3. The supporting cast also matches up to Michelle Yeoh’s performance
Former child actor Ke Huy Quan, best known for his role as Short Round in the 1984 film Indiana Jones and The Temple Of Doom, makes his major Hollywood comeback as Michelle Yeoh’s onscreen husband in this film. In a recent interview, he talked about the lack of opportunities for Asian-American actors in Hollywood back when he was younger, leading to his hiatus from the industry. But we couldn’t be more thankful for his return.
Ke’s portrayal of Waymond had so much dimension, giving the shifts between the different Waymonds from the various universes their own charm and identity. His amazing chemistry with Michelle Yeoh also felt so natural that it was so easy to fall in love with their dynamic.
There’s also Stephanie Hsu who played Ke and Michelle’s onscreen daughter Joy. The Broadway actress may be a neophyte to the big screen, but she doesn’t pale in comparison to them. It’s hard to talk about Joy’s character without spoiling major plot points, but we’ll say that Stephanie also delivered a noteworthy performance. Similar to Ke, there are so many layers to Stephanie’s portrayal that helped make this out-of-this-world narrative play out effectively.

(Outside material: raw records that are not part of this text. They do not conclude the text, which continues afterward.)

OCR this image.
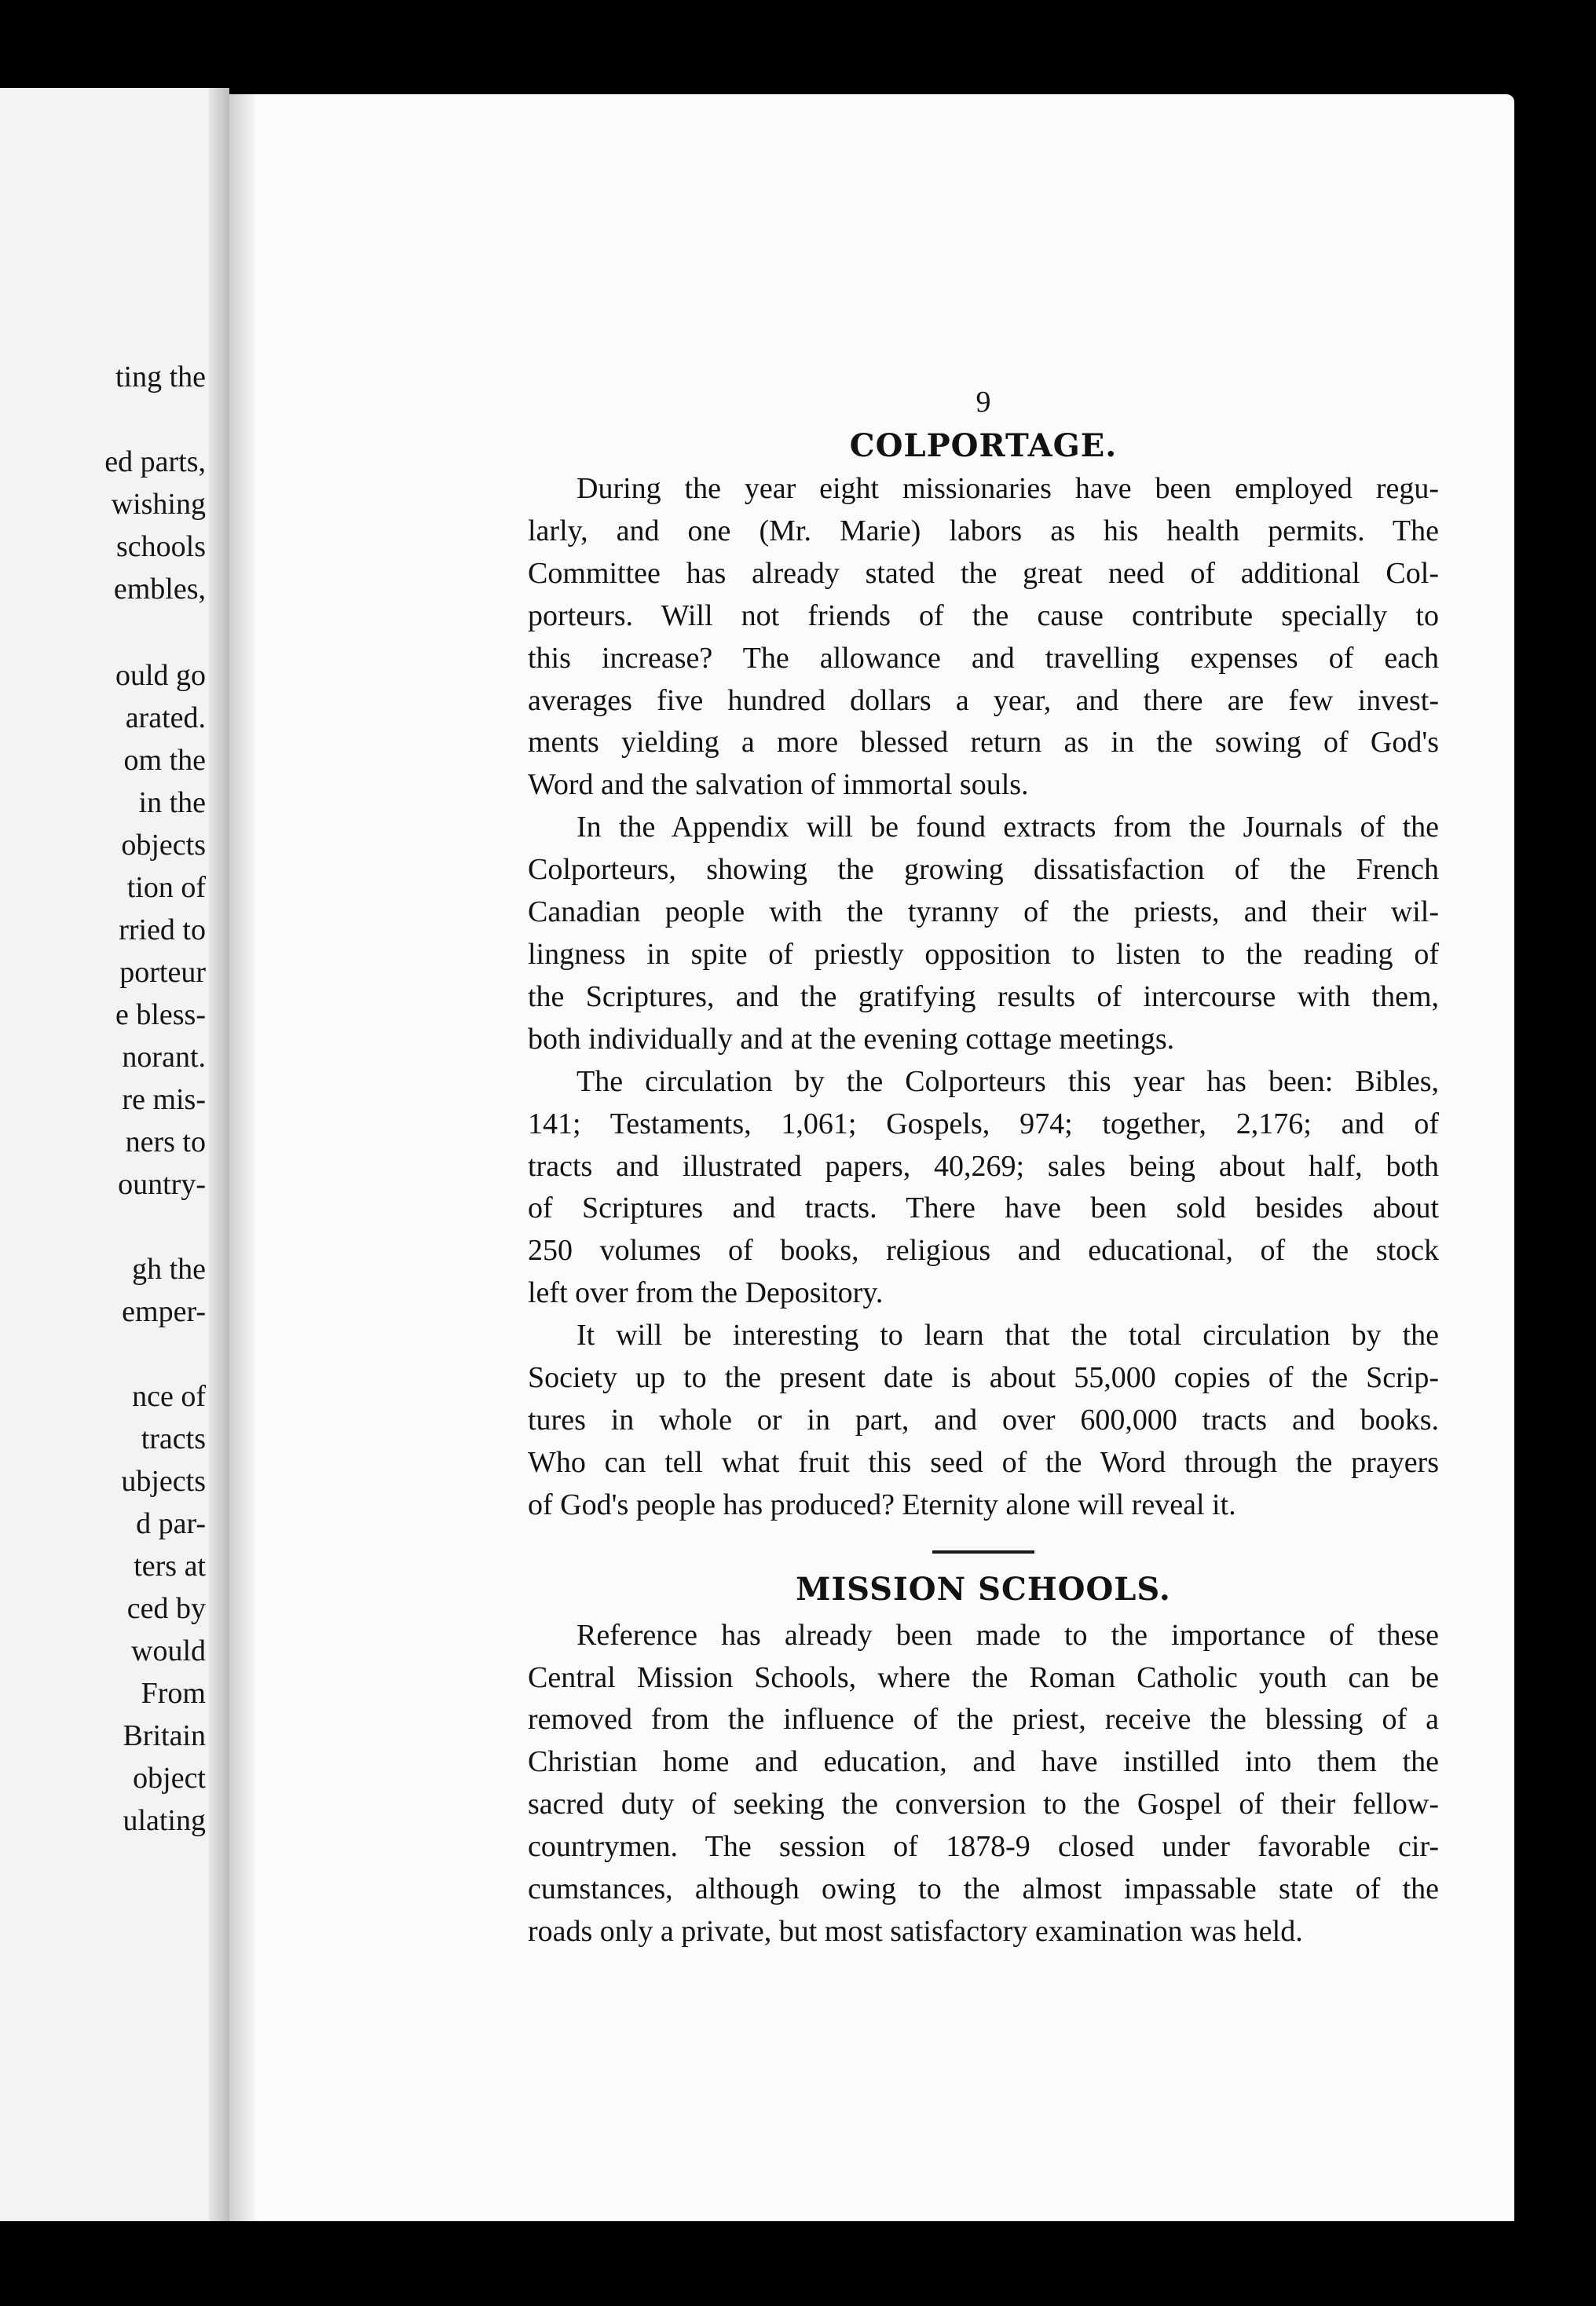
ting the
ed parts,
wishing
schools
embles,
ould go
arated.
om the
in the
objects
tion of
rried to
porteur
e bless-
norant.
re mis-
ners to
ountry-
gh the
emper-
nce of
tracts
ubjects
d par-
ters at
ced by
would
From
Britain
object
ulating
9
COLPORTAGE.

During the year eight missionaries have been employed regu-
larly, and one (Mr. Marie) labors as his health permits. The
Committee has already stated the great need of additional Col-
porteurs. Will not friends of the cause contribute specially to
this increase? The allowance and travelling expenses of each
averages five hundred dollars a year, and there are few invest-
ments yielding a more blessed return as in the sowing of God's
Word and the salvation of immortal souls.

In the Appendix will be found extracts from the Journals of the
Colporteurs, showing the growing dissatisfaction of the French
Canadian people with the tyranny of the priests, and their wil-
lingness in spite of priestly opposition to listen to the reading of
the Scriptures, and the gratifying results of intercourse with them,
both individually and at the evening cottage meetings.

The circulation by the Colporteurs this year has been: Bibles,
141; Testaments, 1,061; Gospels, 974; together, 2,176; and of
tracts and illustrated papers, 40,269; sales being about half, both
of Scriptures and tracts. There have been sold besides about
250 volumes of books, religious and educational, of the stock
left over from the Depository.

It will be interesting to learn that the total circulation by the
Society up to the present date is about 55,000 copies of the Scrip-
tures in whole or in part, and over 600,000 tracts and books.
Who can tell what fruit this seed of the Word through the prayers
of God's people has produced? Eternity alone will reveal it.

MISSION SCHOOLS.

Reference has already been made to the importance of these
Central Mission Schools, where the Roman Catholic youth can be
removed from the influence of the priest, receive the blessing of a
Christian home and education, and have instilled into them the
sacred duty of seeking the conversion to the Gospel of their fellow-
countrymen. The session of 1878-9 closed under favorable cir-
cumstances, although owing to the almost impassable state of the
roads only a private, but most satisfactory examination was held.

4. The movie’s charm is in the details
5. The cinematography is a treat
If you didn’t see this film in cinemas during its initial run, then we highly recommend you stream it on TV instead of your phone or laptop when you do watch it because it’s a visual feast.
This film’s cinematography is jaw-droppingly good, giving the audience a vivid representation of what a multiverse might actually look like. Kudos to the editing team, too, not just because of the brilliant visual effects in the film but because even the simplest jump cuts purposefully enrich the film’s storytelling experience.
Where to watch Everything Everywhere All At Once in Singapore
Overall, Everything Everywhere All At Once feels like a love letter to a myriad of cinematic genres while making a very simple and direct point about family, relationships, and life.